Enberg’s paper shows that using channels over using mutexes can achieve lower tail latency. This is presumably because there are fewer cache misses, as each partition, which is accessed over and over again, stays in only one core’s cache. However, I’m not at all convinced that Enberg’s architecture is dramatically easier to implement than memcached’s. Enberg’s goal is to make use of advanced kernel features and a carefully planned architecture to avoid data movement, it’s hard for me to believe this would be easier than wrapping data inside a mutex.
A key-value store is pretty much the ideal case for a share-nothing architecture, because it is fairly trivial to partition the state of the application among diferent threads. But if your application is more complicated, and requires mutating state in multiple partitions in a transactional or atomic manner, this requires a lot more attention to implement correctly. There’s a strong analogy between the advocates of a share-nothing architecture and the hype for eventually consistent databases over databases that enforced serializability ten years ago. Yes, this can be more performant, but at the expense of requiring careful consideration to avoid bugs that result from data inconsistency.

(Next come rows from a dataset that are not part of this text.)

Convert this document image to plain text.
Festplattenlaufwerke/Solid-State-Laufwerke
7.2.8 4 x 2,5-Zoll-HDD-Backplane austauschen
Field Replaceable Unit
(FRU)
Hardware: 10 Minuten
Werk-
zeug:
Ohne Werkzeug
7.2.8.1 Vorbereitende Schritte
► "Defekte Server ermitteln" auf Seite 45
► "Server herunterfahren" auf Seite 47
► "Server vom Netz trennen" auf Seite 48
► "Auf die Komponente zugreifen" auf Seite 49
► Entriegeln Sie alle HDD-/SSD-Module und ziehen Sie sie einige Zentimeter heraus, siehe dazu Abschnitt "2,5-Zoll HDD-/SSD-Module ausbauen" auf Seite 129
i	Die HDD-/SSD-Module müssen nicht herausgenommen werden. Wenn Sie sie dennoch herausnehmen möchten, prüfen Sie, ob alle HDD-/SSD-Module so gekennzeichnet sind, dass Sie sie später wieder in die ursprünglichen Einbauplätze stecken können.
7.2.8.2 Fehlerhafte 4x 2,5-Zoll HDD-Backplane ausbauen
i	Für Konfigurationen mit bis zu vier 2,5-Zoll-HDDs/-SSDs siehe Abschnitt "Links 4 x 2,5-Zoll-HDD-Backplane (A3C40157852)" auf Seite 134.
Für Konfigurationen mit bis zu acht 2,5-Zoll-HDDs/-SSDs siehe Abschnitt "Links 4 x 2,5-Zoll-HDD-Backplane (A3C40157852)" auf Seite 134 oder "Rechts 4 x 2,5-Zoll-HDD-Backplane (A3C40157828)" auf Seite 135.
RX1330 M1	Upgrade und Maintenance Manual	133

It’s also important to note that neither Enberg’s implementation nor memcached use work-stealing. This makes it difficult to relate the core performance claims of Enberg’s paper to Rust’s work-stealing architectures. One wonders what the results would be to just add work-stealing to Enberg’s architecture and memcached’s. In Enberg’s it would increase data movement somewhat, but possibly in a manner which still maximizes CPU utilization. I can’t imagine it would do anything but help memcached.
Enberg has carefully designed the implementation in the paper to try to evenly distribute work in
advance, using a balanced partition of the keyspace and SO_REUSEPORT
. Despite this, there are
several sources of dynamic imbalance that would appear in practice:
- Hot keys will receive more reads and writes, which causes the thread managing their keyspace to receive more work.
- Some connections will perform more requests than others, which causes the thread managing those connections to receive more work.
My understanding of the paper is that the benchmarking framework did not replicate these conditions, which would appear in the real world: each connection performs a consistent amount of work, operating on random keys, so it avoids these sources of imbalance. I wonder what benchmarks which add work stealing would show if these kinds of dynamic imbalance were tested.
One can imagine others ways to architect a share-nothing system that may mitigate these forms of imbalance (such as caching hot keys on additional partitions). And some form of work-stealing may be such an optimization even if some tasks stay pinned to certain cores to avoid moving their state.
No one would dispute that carefully architecting your system to avoid moving data between CPU caches
will achieve better performance than not doing that, but I have a hard time believing that someone
who’s biggest complaint is adding Send
bounds to some generics is engaged in that kind of
engineering. If you’re going to be using shared state anyway, it’s hard to imagine that
work-stealing doesn’t improve your CPU utilization under load.